GENERAL INFORMATION
The plantaris is a small, long muscle located in the posterior (back) part of the thigh. It is often considered part of the triceps surae muscle group, along with the gastrocnemius and soleus muscles. Despite its small size, the plantaris contribute to specific movements of the foot and ankle.
ORIGIN
This muscle originates from the lateral supracondylar ridge of the femur, also which is a bony ridge on the distal end of the thigh bone.
INSERTION POINT
The plantaris muscle inserts into the calcaneus (heel bone) via the Achilles tendon. It lies deep in the gastrocnemius muscle and contributes to the overall function of the triceps surae.
MAJOR ARTERIES
It receives its blood supply from the following arteries:
- Popliteal artery
- Posterior tibial artery
NEURAL INNERVATION
It is innervated by the tibial nerve, which arises from the sciatic nerve.

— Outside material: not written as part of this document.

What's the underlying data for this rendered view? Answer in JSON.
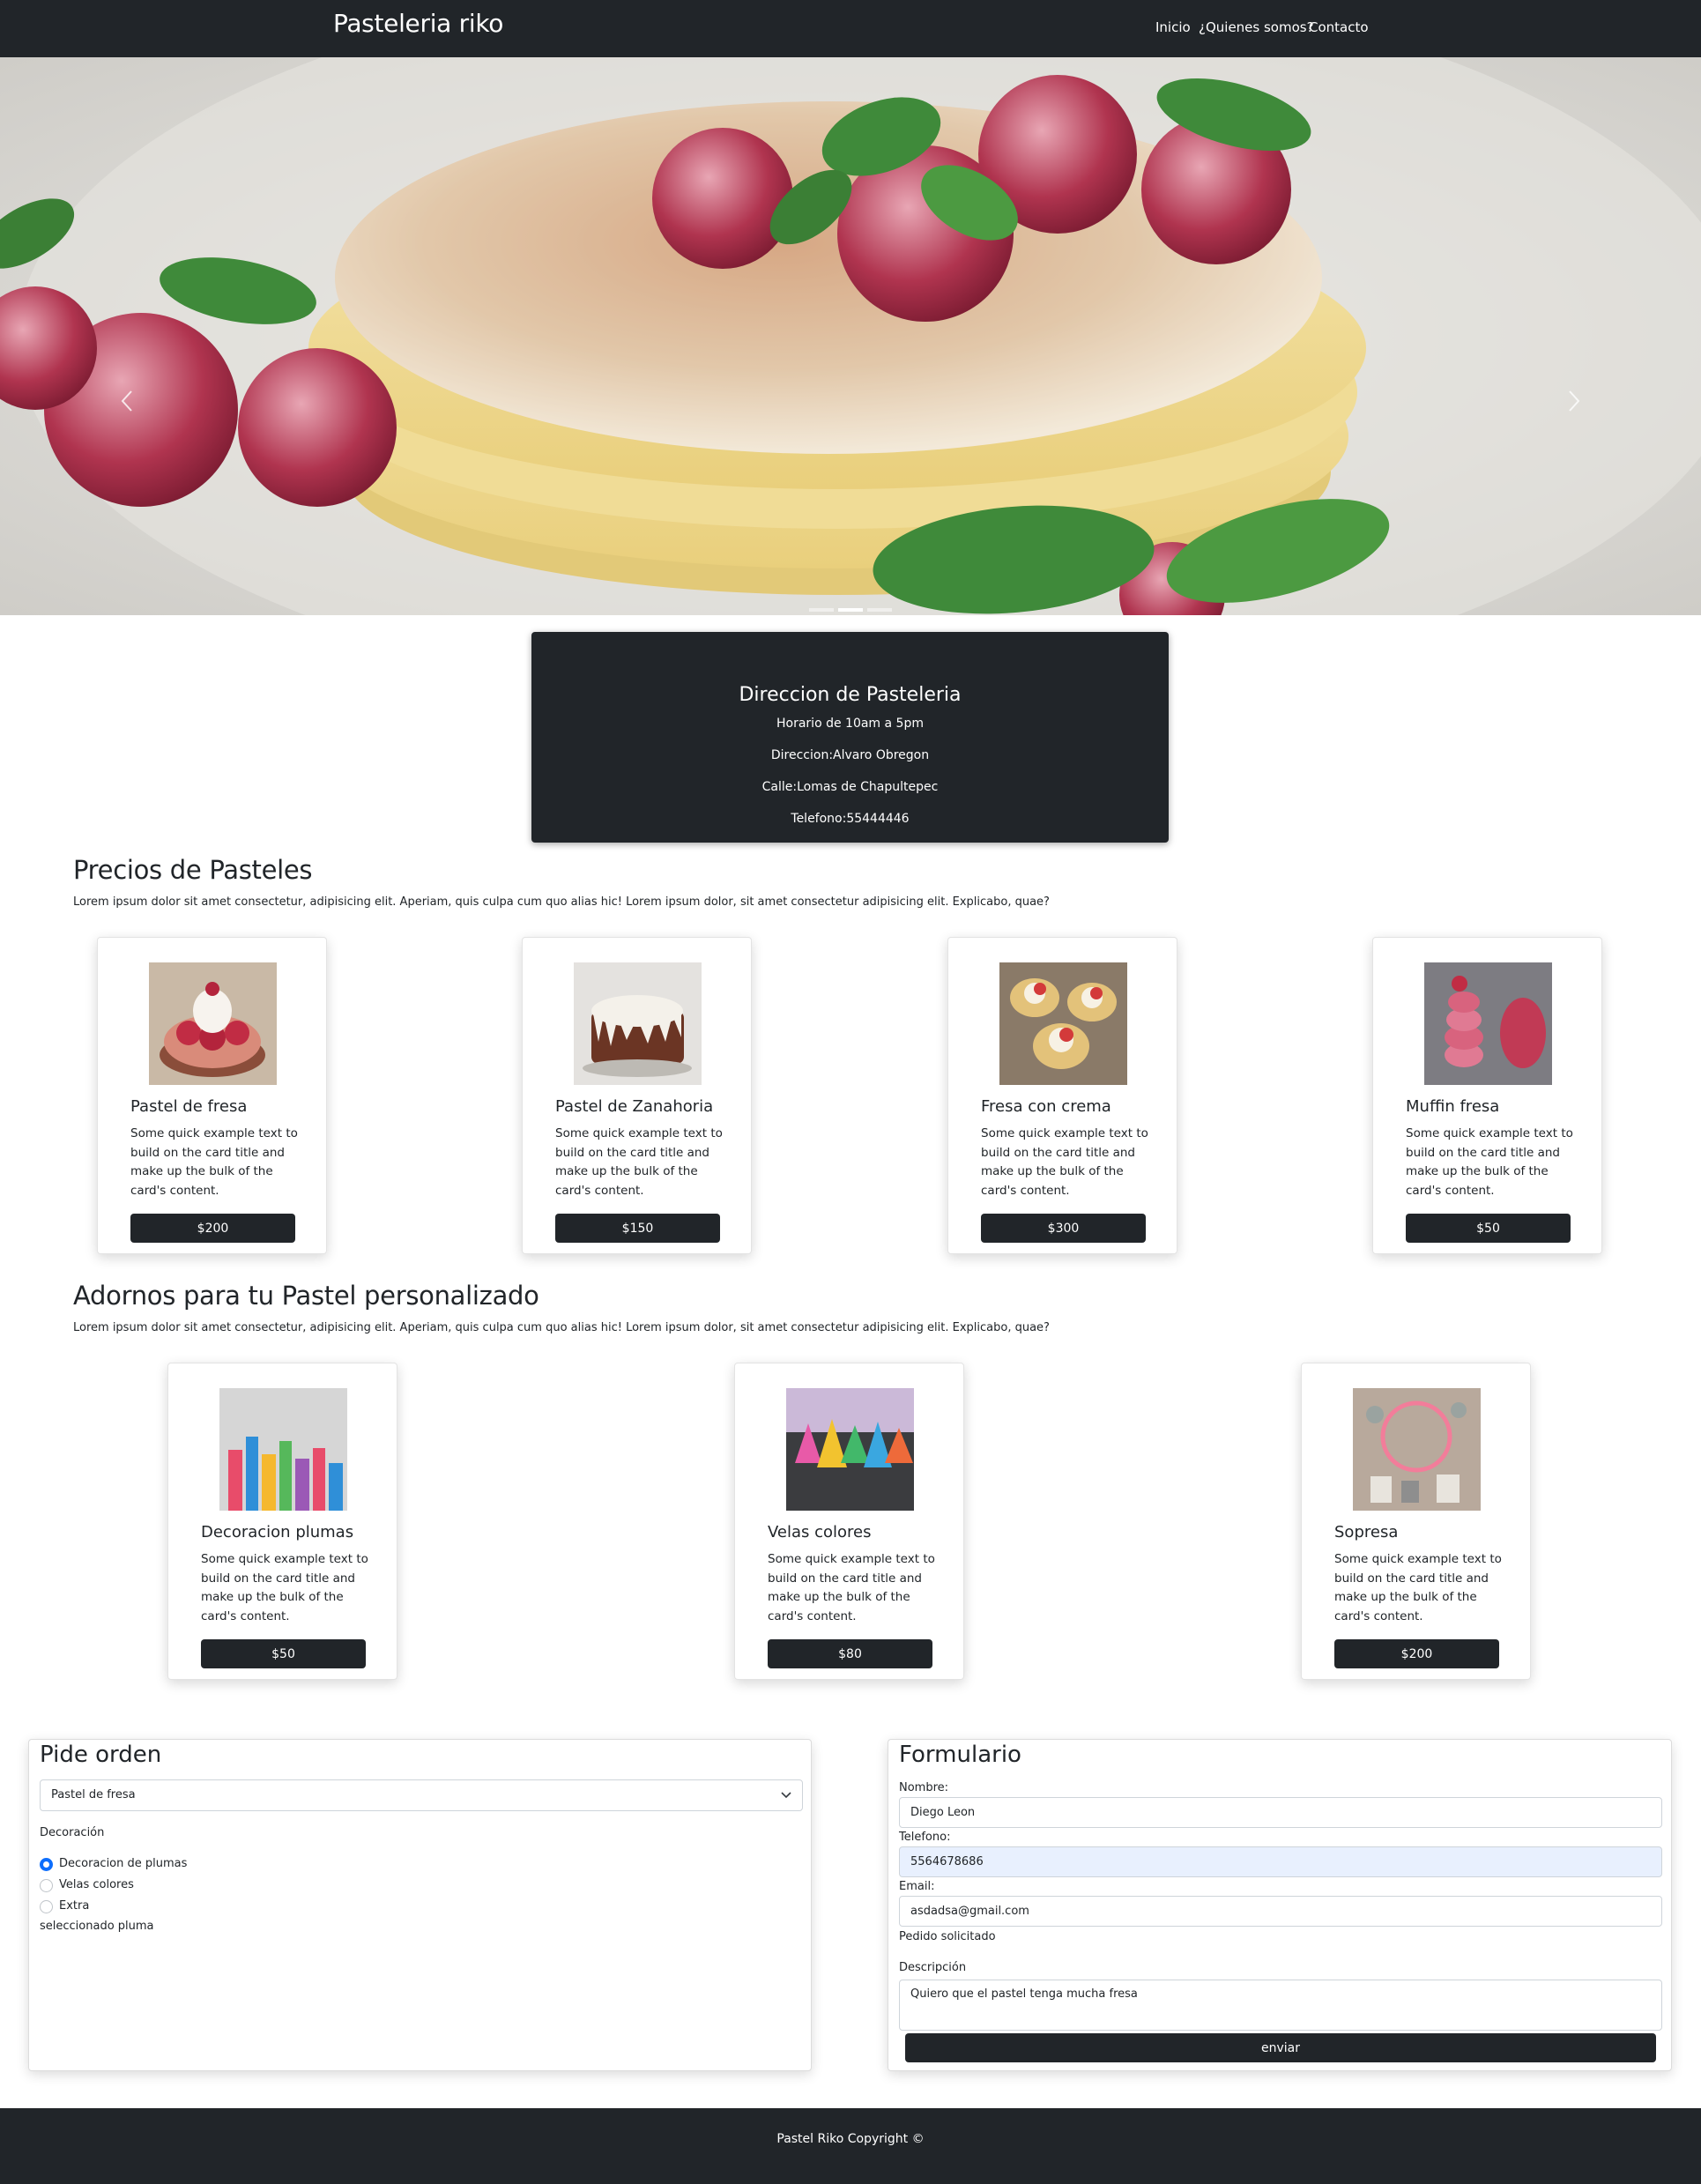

The tibial nerve provides motor innervation to the plantaris, allowing it to contract as well as contribute to movement.
TRIGGER POINT
The plantaris muscle does not commonly develop specific trigger points that cause pain or discomfort.
CONCENTRIC FUNCTION
The concentric function of the plantaris muscle involves the shortening or contraction of the muscle. Although it is relatively weak compared to the gastrocnemius and soleus, it assists in plantar flexion of the foot, which involves pointing the foot downward.
ECCENTRIC FUNCTION
The eccentric function of the plantaris muscle refers to the controlled lengthening of the muscle while resisting an external force. It aids in movements such as lowering the heel from a raised position or decelerating the foot during landing.
ISOMETRIC FUNCTION
The isometric function of this muscle involves contracting the muscle without any change in length. Isometric contractions of the calf muscles, including it, occur during activities like standing or maintaining balance.

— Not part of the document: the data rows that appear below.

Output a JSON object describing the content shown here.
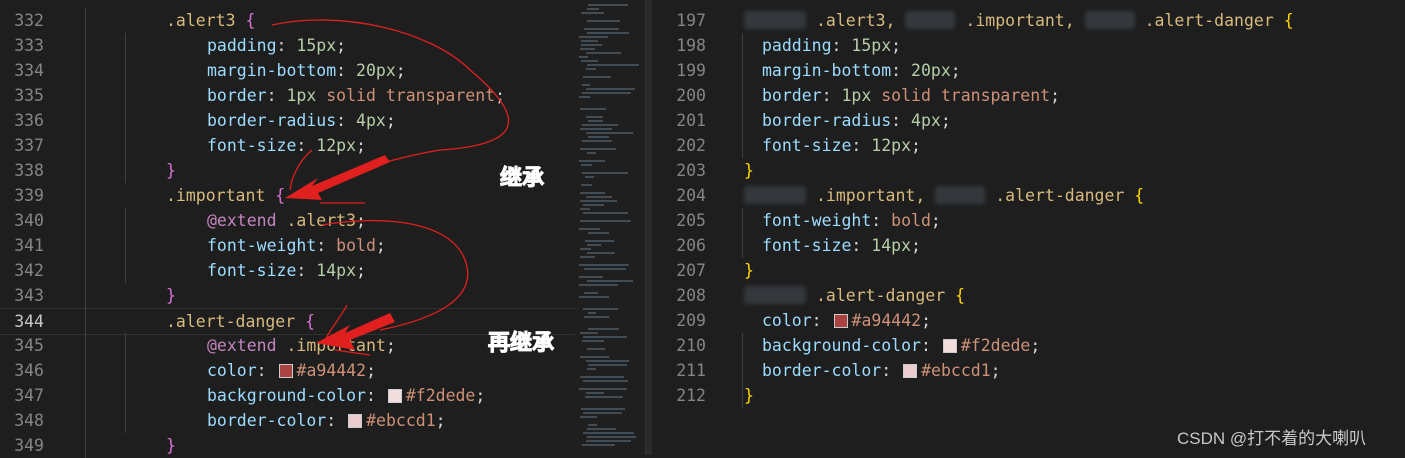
{
  "left_editor": {
    "current_line": 344,
    "lines": [
      {
        "n": "332",
        "indent": 1,
        "tokens": [
          [
            ".alert3 ",
            "sel"
          ],
          [
            "{",
            "bo"
          ]
        ]
      },
      {
        "n": "333",
        "indent": 2,
        "tokens": [
          [
            "padding",
            "prop"
          ],
          [
            ": ",
            "p"
          ],
          [
            "15px",
            "num"
          ],
          [
            ";",
            "p"
          ]
        ]
      },
      {
        "n": "334",
        "indent": 2,
        "tokens": [
          [
            "margin-bottom",
            "prop"
          ],
          [
            ": ",
            "p"
          ],
          [
            "20px",
            "num"
          ],
          [
            ";",
            "p"
          ]
        ]
      },
      {
        "n": "335",
        "indent": 2,
        "tokens": [
          [
            "border",
            "prop"
          ],
          [
            ": ",
            "p"
          ],
          [
            "1px",
            "num"
          ],
          [
            " solid transparent",
            "str"
          ],
          [
            ";",
            "p"
          ]
        ]
      },
      {
        "n": "336",
        "indent": 2,
        "tokens": [
          [
            "border-radius",
            "prop"
          ],
          [
            ": ",
            "p"
          ],
          [
            "4px",
            "num"
          ],
          [
            ";",
            "p"
          ]
        ]
      },
      {
        "n": "337",
        "indent": 2,
        "tokens": [
          [
            "font-size",
            "prop"
          ],
          [
            ": ",
            "p"
          ],
          [
            "12px",
            "num"
          ],
          [
            ";",
            "p"
          ]
        ]
      },
      {
        "n": "338",
        "indent": 1,
        "tokens": [
          [
            "}",
            "bo"
          ]
        ]
      },
      {
        "n": "339",
        "indent": 1,
        "tokens": [
          [
            ".important ",
            "sel"
          ],
          [
            "{",
            "bo"
          ]
        ]
      },
      {
        "n": "340",
        "indent": 2,
        "tokens": [
          [
            "@extend",
            "at"
          ],
          [
            " .alert3",
            "sel"
          ],
          [
            ";",
            "p"
          ]
        ]
      },
      {
        "n": "341",
        "indent": 2,
        "tokens": [
          [
            "font-weight",
            "prop"
          ],
          [
            ": ",
            "p"
          ],
          [
            "bold",
            "str"
          ],
          [
            ";",
            "p"
          ]
        ]
      },
      {
        "n": "342",
        "indent": 2,
        "tokens": [
          [
            "font-size",
            "prop"
          ],
          [
            ": ",
            "p"
          ],
          [
            "14px",
            "num"
          ],
          [
            ";",
            "p"
          ]
        ]
      },
      {
        "n": "343",
        "indent": 1,
        "tokens": [
          [
            "}",
            "bo"
          ]
        ]
      },
      {
        "n": "344",
        "indent": 1,
        "tokens": [
          [
            ".alert-danger ",
            "sel"
          ],
          [
            "{",
            "bo"
          ]
        ]
      },
      {
        "n": "345",
        "indent": 2,
        "tokens": [
          [
            "@extend",
            "at"
          ],
          [
            " .important",
            "sel"
          ],
          [
            ";",
            "p"
          ]
        ]
      },
      {
        "n": "346",
        "indent": 2,
        "tokens": [
          [
            "color",
            "prop"
          ],
          [
            ": ",
            "p"
          ],
          [
            "#a94442",
            "swatch"
          ],
          [
            "#a94442",
            "str"
          ],
          [
            ";",
            "p"
          ]
        ]
      },
      {
        "n": "347",
        "indent": 2,
        "tokens": [
          [
            "background-color",
            "prop"
          ],
          [
            ": ",
            "p"
          ],
          [
            "#f2dede",
            "swatch"
          ],
          [
            "#f2dede",
            "str"
          ],
          [
            ";",
            "p"
          ]
        ]
      },
      {
        "n": "348",
        "indent": 2,
        "tokens": [
          [
            "border-color",
            "prop"
          ],
          [
            ": ",
            "p"
          ],
          [
            "#ebccd1",
            "swatch"
          ],
          [
            "#ebccd1",
            "str"
          ],
          [
            ";",
            "p"
          ]
        ]
      },
      {
        "n": "349",
        "indent": 1,
        "tokens": [
          [
            "}",
            "bo"
          ]
        ]
      }
    ]
  },
  "right_editor": {
    "lines": [
      {
        "n": "197",
        "indent": 0,
        "tokens": [
          [
            "",
            "blur"
          ],
          [
            ".alert3, ",
            "sel"
          ],
          [
            "",
            "blur"
          ],
          [
            ".important, ",
            "sel"
          ],
          [
            "",
            "blur"
          ],
          [
            ".alert-danger ",
            "sel"
          ],
          [
            "{",
            "by"
          ]
        ]
      },
      {
        "n": "198",
        "indent": 1,
        "tokens": [
          [
            "padding",
            "prop"
          ],
          [
            ": ",
            "p"
          ],
          [
            "15px",
            "num"
          ],
          [
            ";",
            "p"
          ]
        ]
      },
      {
        "n": "199",
        "indent": 1,
        "tokens": [
          [
            "margin-bottom",
            "prop"
          ],
          [
            ": ",
            "p"
          ],
          [
            "20px",
            "num"
          ],
          [
            ";",
            "p"
          ]
        ]
      },
      {
        "n": "200",
        "indent": 1,
        "tokens": [
          [
            "border",
            "prop"
          ],
          [
            ": ",
            "p"
          ],
          [
            "1px",
            "num"
          ],
          [
            " solid transparent",
            "str"
          ],
          [
            ";",
            "p"
          ]
        ]
      },
      {
        "n": "201",
        "indent": 1,
        "tokens": [
          [
            "border-radius",
            "prop"
          ],
          [
            ": ",
            "p"
          ],
          [
            "4px",
            "num"
          ],
          [
            ";",
            "p"
          ]
        ]
      },
      {
        "n": "202",
        "indent": 1,
        "tokens": [
          [
            "font-size",
            "prop"
          ],
          [
            ": ",
            "p"
          ],
          [
            "12px",
            "num"
          ],
          [
            ";",
            "p"
          ]
        ]
      },
      {
        "n": "203",
        "indent": 0,
        "tokens": [
          [
            "}",
            "by"
          ]
        ]
      },
      {
        "n": "204",
        "indent": 0,
        "tokens": [
          [
            "",
            "blur"
          ],
          [
            ".important, ",
            "sel"
          ],
          [
            "",
            "blur"
          ],
          [
            ".alert-danger ",
            "sel"
          ],
          [
            "{",
            "by"
          ]
        ]
      },
      {
        "n": "205",
        "indent": 1,
        "tokens": [
          [
            "font-weight",
            "prop"
          ],
          [
            ": ",
            "p"
          ],
          [
            "bold",
            "str"
          ],
          [
            ";",
            "p"
          ]
        ]
      },
      {
        "n": "206",
        "indent": 1,
        "tokens": [
          [
            "font-size",
            "prop"
          ],
          [
            ": ",
            "p"
          ],
          [
            "14px",
            "num"
          ],
          [
            ";",
            "p"
          ]
        ]
      },
      {
        "n": "207",
        "indent": 0,
        "tokens": [
          [
            "}",
            "by"
          ]
        ]
      },
      {
        "n": "208",
        "indent": 0,
        "tokens": [
          [
            "",
            "blur"
          ],
          [
            ".alert-danger ",
            "sel"
          ],
          [
            "{",
            "by"
          ]
        ]
      },
      {
        "n": "209",
        "indent": 1,
        "tokens": [
          [
            "color",
            "prop"
          ],
          [
            ": ",
            "p"
          ],
          [
            "#a94442",
            "swatch"
          ],
          [
            "#a94442",
            "str"
          ],
          [
            ";",
            "p"
          ]
        ]
      },
      {
        "n": "210",
        "indent": 1,
        "tokens": [
          [
            "background-color",
            "prop"
          ],
          [
            ": ",
            "p"
          ],
          [
            "#f2dede",
            "swatch"
          ],
          [
            "#f2dede",
            "str"
          ],
          [
            ";",
            "p"
          ]
        ]
      },
      {
        "n": "211",
        "indent": 1,
        "tokens": [
          [
            "border-color",
            "prop"
          ],
          [
            ": ",
            "p"
          ],
          [
            "#ebccd1",
            "swatch"
          ],
          [
            "#ebccd1",
            "str"
          ],
          [
            ";",
            "p"
          ]
        ]
      },
      {
        "n": "212",
        "indent": 0,
        "tokens": [
          [
            "}",
            "by"
          ]
        ]
      }
    ]
  },
  "annotations": {
    "inherit": "继承",
    "inherit_again": "再继承",
    "color": "#e8201f"
  },
  "watermark": "CSDN @打不着的大喇叭"
}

RELATED MUSCLE SCIENTIFIC NAMES
- Musculus plantaris
ANTAGONIST
The antagonist muscle to the plantaris is the tibialis anterior, which is also responsible for dorsiflexion of the foot (bringing the foot upward).
COMMON INJURIES
- Plantaris tendon rupture: In some cases, the plantaris tendon may rupture during forceful movements or activities, causing pain and limited mobility in the calf.

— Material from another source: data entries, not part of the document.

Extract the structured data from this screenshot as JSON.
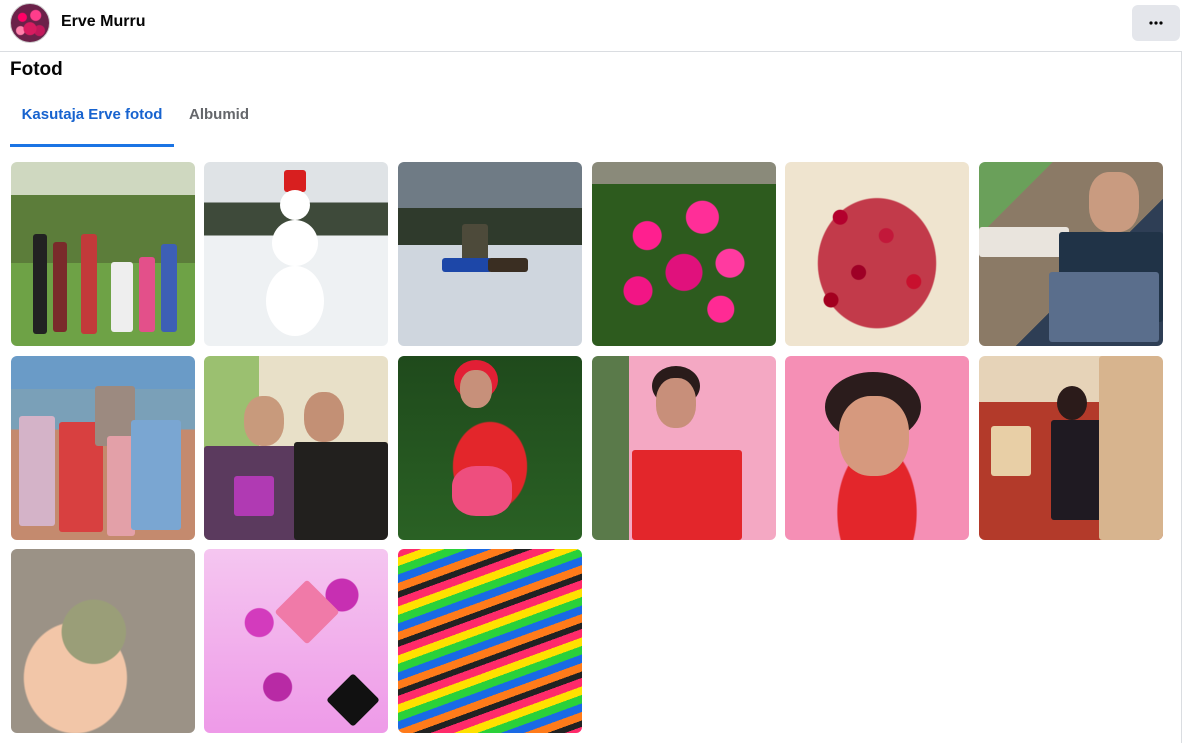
{
  "header": {
    "user_name": "Erve Murru",
    "more_icon": "more-options-icon"
  },
  "page": {
    "title": "Fotod"
  },
  "tabs": [
    {
      "label": "Kasutaja Erve fotod",
      "active": true
    },
    {
      "label": "Albumid",
      "active": false
    }
  ],
  "colors": {
    "accent": "#1877f2",
    "tab_active_text": "#1763cf",
    "button_bg": "#e4e6eb"
  }
}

- Calf strain: While it is not typically the primary muscle involved in calf strains, it may be affected in combination with other calf muscles.
EXERCISES
- Calf raises: Performing calf raises targets the entire triceps surae muscle group, including the plantaris.
- Jumping rope: Engaging in jumping rope activities helps strengthen the calf muscles, including the plantaris.
- Running or jogging: These activities involve repetitive contraction of the calf muscles, including the plantaris.
STRETCHES
- Standing calf stretch: Placing the hands against a wall, one leg is extended behind while keeping the heel on the ground, stretching the calf muscles, including this muscle.
- Seated calf stretch: Sitting with legs extended, a strap or towel is wrapped around the foot, and gently pulling the toes towards the body to stretch the calf muscles, including the plantaris.
- Downward-facing dog pose: A yoga pose that stretches the entire posterior chain, including the calf muscles and the plantaris.